FYI, Vaswani-style query-key-value self-attention mechanisms can be understood as a type of capsule-routing algorithm -- one in which the capsules are in the form of vector embeddings (each representing a token in a context), the activations are in the form of attention heads (representing which input tokens are most active for each output token), and the number of input and output capsules is the same (for every input token there is an output token).

Here, I'm talking more generally about using capsule-routing algorithms in which the capsules can be of any shape (they can be vectors, matrices, or higher-order tensors), the activations can be computed via different proposed mechanisms (including self-attention of course), and the number of input and output capsules need not be the same (e.g., with some algorithms it's possible to have a variable number of input capsules and a fixed number of output capsules).

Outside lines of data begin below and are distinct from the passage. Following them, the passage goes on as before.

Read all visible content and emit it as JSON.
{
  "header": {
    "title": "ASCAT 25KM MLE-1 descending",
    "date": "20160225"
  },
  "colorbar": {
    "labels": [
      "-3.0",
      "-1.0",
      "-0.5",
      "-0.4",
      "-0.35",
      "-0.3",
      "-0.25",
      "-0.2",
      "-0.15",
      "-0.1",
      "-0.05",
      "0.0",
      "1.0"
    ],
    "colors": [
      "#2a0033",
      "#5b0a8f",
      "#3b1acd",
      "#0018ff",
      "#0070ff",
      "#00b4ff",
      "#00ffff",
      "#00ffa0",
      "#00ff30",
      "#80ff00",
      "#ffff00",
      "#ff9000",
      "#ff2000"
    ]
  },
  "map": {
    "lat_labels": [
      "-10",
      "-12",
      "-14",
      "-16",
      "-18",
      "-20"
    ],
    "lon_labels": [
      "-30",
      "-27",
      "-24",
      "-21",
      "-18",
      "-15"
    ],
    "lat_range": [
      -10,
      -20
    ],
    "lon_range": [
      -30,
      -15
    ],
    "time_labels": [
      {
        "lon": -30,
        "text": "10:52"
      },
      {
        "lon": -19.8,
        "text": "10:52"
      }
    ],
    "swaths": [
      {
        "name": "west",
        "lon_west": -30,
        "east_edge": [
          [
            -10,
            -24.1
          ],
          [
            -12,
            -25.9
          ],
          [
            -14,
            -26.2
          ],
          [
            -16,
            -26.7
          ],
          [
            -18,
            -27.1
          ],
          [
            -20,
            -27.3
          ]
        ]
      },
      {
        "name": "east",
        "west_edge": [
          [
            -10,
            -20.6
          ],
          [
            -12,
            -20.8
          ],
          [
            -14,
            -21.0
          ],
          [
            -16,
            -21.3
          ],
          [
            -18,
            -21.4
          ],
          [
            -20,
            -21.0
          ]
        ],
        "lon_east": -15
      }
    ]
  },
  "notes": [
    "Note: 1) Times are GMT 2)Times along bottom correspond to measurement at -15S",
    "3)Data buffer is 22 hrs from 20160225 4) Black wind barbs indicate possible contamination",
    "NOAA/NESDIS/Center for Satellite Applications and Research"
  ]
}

As I wrote elsewhere on this thread, the routing algorithms I find most interesting are those in which each output capsule is a probabilistic model that "must explain input data better than other output capsules" in order for the capsule to activate.[a]

[a] https://news.ycombinator.com/item?id=23067556

> train a language model to give textual justifications for its decision.

This doesn't work for humans. Sure, they'll give an explanation, but they don't fully understand their own decision making process so they can't reliably explain it. I am not sure which paper you're referring to, but how did the researchers address this issue?